Many smaller insurers excel due to their specialized business lines, which enable them to outperform larger firms in niche markets. While larger insurers often serve mainstream markets that prioritize volume, this can lead to thinner profit margins. The performance difference is stark in loss ratios, with insurers outside the Top 50 reporting a loss ratio of 60.3%, around five percentage points better than their larger peers—fueling their improved underwriting performance.

However, specializing comes with challenges. Smaller insurers face volatility due to a lack of diversification. The volatility in COR performance shows that Top 50 Insurers exhibit a 2.5 percentage point variability over four years, while those outside the ranking are nearly twice as volatile at 4.9 percentage points. Moreover, smaller insurers struggle with higher expense ratios, with an average of 34.8% compared to 30.7% for their larger competitors.

The Role of Economies of Scale

Among the Top 50 Insurers, economies of scale play a pivotal role in performance. The ten largest insurers report an impressive expense ratio just above 30%. This consistent outperformance stems from increased premium bases and centralized operational structures that smaller firms can’t match. Notably, insurers ranked 41 to 50 defied recent trends with an aggregate expense ratio of 26%, thanks to several large reinsurance deals affecting expense metrics.

Despite these impressive expense ratios, larger insurers report a 67.8% aggregate loss ratio, significantly above mid-ranking insurers’ 50.5% loss ratio. Yet, the low expense base allows the largest insurers to maintain a profitable COR of 98%. This is slightly better than the average for the entire Top 50 Insurers report.

Detailed Breakdown of Performance Rankings

  • Top 10 Insurers: COR of 98%, highlighted by a minimal expense ratio.
  • Ranked 11 to 20: COR of 90.8%, driven by improved loss ratios.
  • Ranked 21 to 30: COR of 94.7%.
  • Ranked 31 to 40: The highest performance, buoyed by an effective loss ratio despite a relatively high expense ratio of 38.3%.

Strategies for Sustained Leadership

The performance disparity illuminates that while size brings certain advantages, it’s not the sole route to success in the UK general insurance (UKGI) market. Underwriting discipline and portfolio focus are equally essential for differentiating performance.
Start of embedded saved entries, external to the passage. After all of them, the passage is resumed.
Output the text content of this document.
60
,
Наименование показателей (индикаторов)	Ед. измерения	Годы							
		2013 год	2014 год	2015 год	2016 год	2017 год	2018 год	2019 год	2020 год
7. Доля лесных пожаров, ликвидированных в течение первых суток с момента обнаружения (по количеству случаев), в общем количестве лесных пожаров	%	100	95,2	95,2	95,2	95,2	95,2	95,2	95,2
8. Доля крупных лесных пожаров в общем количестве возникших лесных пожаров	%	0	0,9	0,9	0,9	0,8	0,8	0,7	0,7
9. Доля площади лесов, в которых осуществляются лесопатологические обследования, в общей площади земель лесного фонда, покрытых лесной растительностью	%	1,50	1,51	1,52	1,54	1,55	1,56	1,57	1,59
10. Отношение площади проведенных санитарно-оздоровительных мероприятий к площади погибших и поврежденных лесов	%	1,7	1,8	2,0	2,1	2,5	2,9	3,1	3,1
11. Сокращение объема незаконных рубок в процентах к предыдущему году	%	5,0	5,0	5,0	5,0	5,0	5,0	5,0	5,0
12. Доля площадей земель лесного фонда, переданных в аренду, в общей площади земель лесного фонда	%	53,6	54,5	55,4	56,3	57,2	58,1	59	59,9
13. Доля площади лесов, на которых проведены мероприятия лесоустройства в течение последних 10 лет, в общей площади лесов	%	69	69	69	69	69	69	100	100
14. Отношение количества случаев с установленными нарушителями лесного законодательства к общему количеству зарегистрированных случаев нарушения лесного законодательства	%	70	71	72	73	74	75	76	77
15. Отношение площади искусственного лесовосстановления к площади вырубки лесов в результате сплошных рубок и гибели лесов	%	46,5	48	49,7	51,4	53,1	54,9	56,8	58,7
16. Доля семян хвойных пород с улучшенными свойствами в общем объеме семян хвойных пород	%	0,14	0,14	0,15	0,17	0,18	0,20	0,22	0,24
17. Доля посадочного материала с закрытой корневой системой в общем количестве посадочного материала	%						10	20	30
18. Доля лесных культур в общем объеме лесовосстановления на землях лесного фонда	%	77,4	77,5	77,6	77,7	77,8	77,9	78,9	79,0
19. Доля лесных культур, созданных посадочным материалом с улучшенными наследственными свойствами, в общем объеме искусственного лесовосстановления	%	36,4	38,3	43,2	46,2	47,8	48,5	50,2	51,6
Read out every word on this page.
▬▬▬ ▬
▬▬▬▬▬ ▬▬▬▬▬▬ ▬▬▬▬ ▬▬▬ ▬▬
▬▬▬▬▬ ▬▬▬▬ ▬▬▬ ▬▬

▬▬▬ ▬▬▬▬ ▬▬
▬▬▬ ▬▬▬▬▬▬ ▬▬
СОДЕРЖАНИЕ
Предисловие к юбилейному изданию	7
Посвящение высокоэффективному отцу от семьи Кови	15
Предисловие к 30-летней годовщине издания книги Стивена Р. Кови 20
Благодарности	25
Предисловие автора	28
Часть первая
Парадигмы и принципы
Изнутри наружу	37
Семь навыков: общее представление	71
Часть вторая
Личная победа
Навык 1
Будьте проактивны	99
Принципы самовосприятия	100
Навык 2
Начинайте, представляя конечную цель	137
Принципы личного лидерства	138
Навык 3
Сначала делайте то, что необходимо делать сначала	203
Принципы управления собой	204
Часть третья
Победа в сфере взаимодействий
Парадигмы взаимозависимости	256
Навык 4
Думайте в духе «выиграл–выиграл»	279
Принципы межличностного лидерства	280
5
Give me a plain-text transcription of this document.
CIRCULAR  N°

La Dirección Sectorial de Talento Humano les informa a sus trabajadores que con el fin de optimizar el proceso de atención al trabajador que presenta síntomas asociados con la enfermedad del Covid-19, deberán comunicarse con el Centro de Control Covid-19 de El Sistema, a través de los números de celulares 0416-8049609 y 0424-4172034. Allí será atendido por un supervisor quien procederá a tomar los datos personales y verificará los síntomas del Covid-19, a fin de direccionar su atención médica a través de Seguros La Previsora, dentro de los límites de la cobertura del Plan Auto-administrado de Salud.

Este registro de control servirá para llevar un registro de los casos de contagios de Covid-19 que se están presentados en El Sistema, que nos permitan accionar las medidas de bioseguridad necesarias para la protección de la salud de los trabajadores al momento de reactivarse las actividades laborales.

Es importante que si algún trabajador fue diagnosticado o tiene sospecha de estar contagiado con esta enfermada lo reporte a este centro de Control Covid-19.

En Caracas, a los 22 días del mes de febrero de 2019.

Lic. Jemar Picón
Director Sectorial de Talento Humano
Mid-ranking insurers must prioritize sharper pricing and tighter claims management to sustain profitability. Smaller players, meanwhile, need to balance the advantages of specialization against the volatility risks they face.

Looking Ahead: The Role of Technology in Insurance

As the landscape shifts, technology will emerge as a crucial factor for managing expenses and risk selection. Innovations such as generative artificial intelligence will contribute to improved expense ratios and optimized risk selection. However, challenges like heightened regulatory scrutiny, ongoing claims inflation, and intensifying competition remain significant.

The jury is out on whether insurers can maintain these advantages and translate them into sustainable underwriting profits. Ultimately, those who successfully balance efficiency, specialization, and flexibility in this complex environment are poised to emerge as leaders in the insurance market.


The insights from the Top 50 Insurers report underscore the evolving dynamics in the UK and Gibraltar insurance market. As firms navigate challenges and opportunities, understanding the intricate balance between size, specialization, and technological integration will shape the future of profitable underwriting in this sector.